Whatever her preliminary concerns about life as a professional widow, Diana will do anything to see Thurman’s legacy protected. Besides the Old-Timers’ Day appearances, where she always receives one of the loudest ovations, she makes annual stops at the Yankees’ fantasy camp, and of course the annual Thurman Munson Awards Dinner that has, over the past 39 years, raised some $18 million for the AHRC NYC Foundation. The charity supports thousands of individuals with intellectual and developmental disorders, another way of merging two goals: remembering the man by remembering what he actually cared about, not all that he didn’t.

It’s not easy; she acknowledges that it’s work to wade through memories of the worst moment of her life. In each of the last few years, she has appeared on Ed Randall’s “Talking Baseball” radio program. He opens the phone lines, and gives listeners an apt preview of what’s to come: “Men will call to speak with her, and some may cry.” And they do. One caller after another, for some reason, feels a need to tell Diana Munson how much her husband meant to them. Some weep, and Diana comforts them.

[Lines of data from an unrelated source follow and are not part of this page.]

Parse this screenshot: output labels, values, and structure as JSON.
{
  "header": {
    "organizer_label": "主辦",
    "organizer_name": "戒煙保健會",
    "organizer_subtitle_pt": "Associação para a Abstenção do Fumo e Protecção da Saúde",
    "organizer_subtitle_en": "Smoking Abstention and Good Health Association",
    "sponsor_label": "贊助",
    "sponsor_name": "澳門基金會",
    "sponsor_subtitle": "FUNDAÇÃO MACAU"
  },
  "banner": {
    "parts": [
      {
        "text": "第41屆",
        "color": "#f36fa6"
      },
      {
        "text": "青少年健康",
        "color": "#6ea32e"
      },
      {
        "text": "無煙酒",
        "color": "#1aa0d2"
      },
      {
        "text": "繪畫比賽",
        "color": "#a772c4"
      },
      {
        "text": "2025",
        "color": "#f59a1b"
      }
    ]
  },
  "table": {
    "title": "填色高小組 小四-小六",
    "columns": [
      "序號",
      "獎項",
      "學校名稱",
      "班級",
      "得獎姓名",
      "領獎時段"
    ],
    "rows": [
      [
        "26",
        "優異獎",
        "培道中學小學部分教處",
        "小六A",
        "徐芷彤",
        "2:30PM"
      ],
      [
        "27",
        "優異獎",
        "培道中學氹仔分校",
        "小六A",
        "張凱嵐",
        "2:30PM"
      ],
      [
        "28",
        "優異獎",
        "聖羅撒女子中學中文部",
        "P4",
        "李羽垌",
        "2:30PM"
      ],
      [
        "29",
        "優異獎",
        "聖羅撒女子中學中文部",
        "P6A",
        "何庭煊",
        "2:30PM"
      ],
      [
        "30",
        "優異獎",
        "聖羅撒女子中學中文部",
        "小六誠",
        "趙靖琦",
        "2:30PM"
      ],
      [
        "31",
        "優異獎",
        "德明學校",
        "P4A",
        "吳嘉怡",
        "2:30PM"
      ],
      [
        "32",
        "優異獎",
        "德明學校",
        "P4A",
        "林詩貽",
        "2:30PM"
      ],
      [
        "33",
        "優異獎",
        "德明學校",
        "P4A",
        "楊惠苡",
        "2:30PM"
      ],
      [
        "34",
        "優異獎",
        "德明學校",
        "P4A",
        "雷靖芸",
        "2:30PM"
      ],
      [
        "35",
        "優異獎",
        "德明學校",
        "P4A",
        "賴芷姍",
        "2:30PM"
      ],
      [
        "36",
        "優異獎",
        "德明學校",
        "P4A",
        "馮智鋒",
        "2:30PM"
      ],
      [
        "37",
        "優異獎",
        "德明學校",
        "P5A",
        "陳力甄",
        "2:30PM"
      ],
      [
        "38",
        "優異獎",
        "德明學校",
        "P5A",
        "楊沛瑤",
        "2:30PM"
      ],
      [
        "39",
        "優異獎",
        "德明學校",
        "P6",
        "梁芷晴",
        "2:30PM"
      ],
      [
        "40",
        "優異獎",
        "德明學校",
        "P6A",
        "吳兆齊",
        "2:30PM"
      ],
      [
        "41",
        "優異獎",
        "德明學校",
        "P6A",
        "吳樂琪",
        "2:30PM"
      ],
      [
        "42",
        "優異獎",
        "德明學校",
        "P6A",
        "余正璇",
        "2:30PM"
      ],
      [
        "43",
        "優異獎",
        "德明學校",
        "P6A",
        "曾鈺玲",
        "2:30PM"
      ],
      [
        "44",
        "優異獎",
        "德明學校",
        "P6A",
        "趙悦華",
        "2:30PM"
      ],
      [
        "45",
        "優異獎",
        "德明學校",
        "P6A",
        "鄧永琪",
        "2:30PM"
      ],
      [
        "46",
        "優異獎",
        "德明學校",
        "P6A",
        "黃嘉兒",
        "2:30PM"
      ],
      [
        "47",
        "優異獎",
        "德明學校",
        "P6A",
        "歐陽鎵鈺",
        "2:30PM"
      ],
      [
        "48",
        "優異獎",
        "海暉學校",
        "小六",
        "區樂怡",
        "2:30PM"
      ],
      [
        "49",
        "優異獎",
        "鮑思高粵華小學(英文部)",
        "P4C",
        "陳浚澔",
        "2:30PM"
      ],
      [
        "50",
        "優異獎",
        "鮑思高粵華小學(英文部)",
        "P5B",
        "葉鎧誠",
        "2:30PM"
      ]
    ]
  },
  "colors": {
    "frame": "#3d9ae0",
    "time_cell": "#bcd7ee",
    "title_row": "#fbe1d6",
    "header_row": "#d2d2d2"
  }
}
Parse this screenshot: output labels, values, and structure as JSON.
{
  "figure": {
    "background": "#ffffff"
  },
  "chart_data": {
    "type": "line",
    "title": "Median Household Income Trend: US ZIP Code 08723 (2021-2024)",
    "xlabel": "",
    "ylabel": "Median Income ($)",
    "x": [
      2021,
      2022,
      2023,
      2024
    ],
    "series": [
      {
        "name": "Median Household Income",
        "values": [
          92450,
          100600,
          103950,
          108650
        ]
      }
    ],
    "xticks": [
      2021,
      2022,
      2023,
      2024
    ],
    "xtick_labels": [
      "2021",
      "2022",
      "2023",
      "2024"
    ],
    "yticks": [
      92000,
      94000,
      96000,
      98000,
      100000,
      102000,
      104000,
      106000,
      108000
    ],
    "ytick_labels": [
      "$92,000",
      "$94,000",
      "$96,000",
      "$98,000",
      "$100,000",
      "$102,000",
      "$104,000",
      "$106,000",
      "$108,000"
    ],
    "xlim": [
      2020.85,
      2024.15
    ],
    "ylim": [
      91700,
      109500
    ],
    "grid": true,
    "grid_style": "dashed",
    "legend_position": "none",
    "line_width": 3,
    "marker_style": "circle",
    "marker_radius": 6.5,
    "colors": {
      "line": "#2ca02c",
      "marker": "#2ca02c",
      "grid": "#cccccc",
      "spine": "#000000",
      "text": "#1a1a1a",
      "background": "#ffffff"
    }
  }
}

She smiles and says the right things, then spends the next few hours or days trying to recover from a scab ripped open once more. Still, she continues to do it (including, it must be said, on this specific day, at her son’s bar, with a writer she has never met who wasn’t yet born when her husband played). She doesn’t seek the attention, and she doesn’t want it.

But her stories -- and her willingness to listen to others’ recollections -- form the truest shrine to her husband, and she says that she sees it as her responsibility to endure a bit of pain to protect his legacy. “It’s part of the deal,” she says. “People still wear his uniform, and people still write me fan letters and talk about the day he died, how they felt, and how it changed their life forever, and grown men on the phone burst into tears. I do fantasy camp for the Yankees, and if I told you how many men broke down in tears … I hold them. I’m trying to make them OK. I’m the closest thing they’re ever going to get to Thurman Munson.”

It’s a living tribute, a careful and impassioned effort to create the legacy Thurman Munson deserves from the woman who knew him best. “I represent him,” she says. “It’s important to me that he not be just a little CliffsNote. Yeah, he was a Yankee player. I want people to know that this man was phenomenal. This man came in and changed the Yankees. He came in and became the captain. He played with heart and soul and integrity, never lost his little-boy baseball heart. I loved that about him. I want people to know, he wasn’t just a baseball player. He was a great man. If he never played for the New York Yankees, and we were doing an interview about this man that I lost, I would still tell you the heart of this man, the integrity of this man, is unparalleled in my eyes.”

Whether in Canton, in the Bronx, or maybe someday in Cooperstown, we can still access Thurman Munson. He’s been gone 40 years, but he’s still with us, a result of a sorry/grateful, regretful/happy effort by a baseball wife who fights off a title she hates by keeping her husband’s memory alive.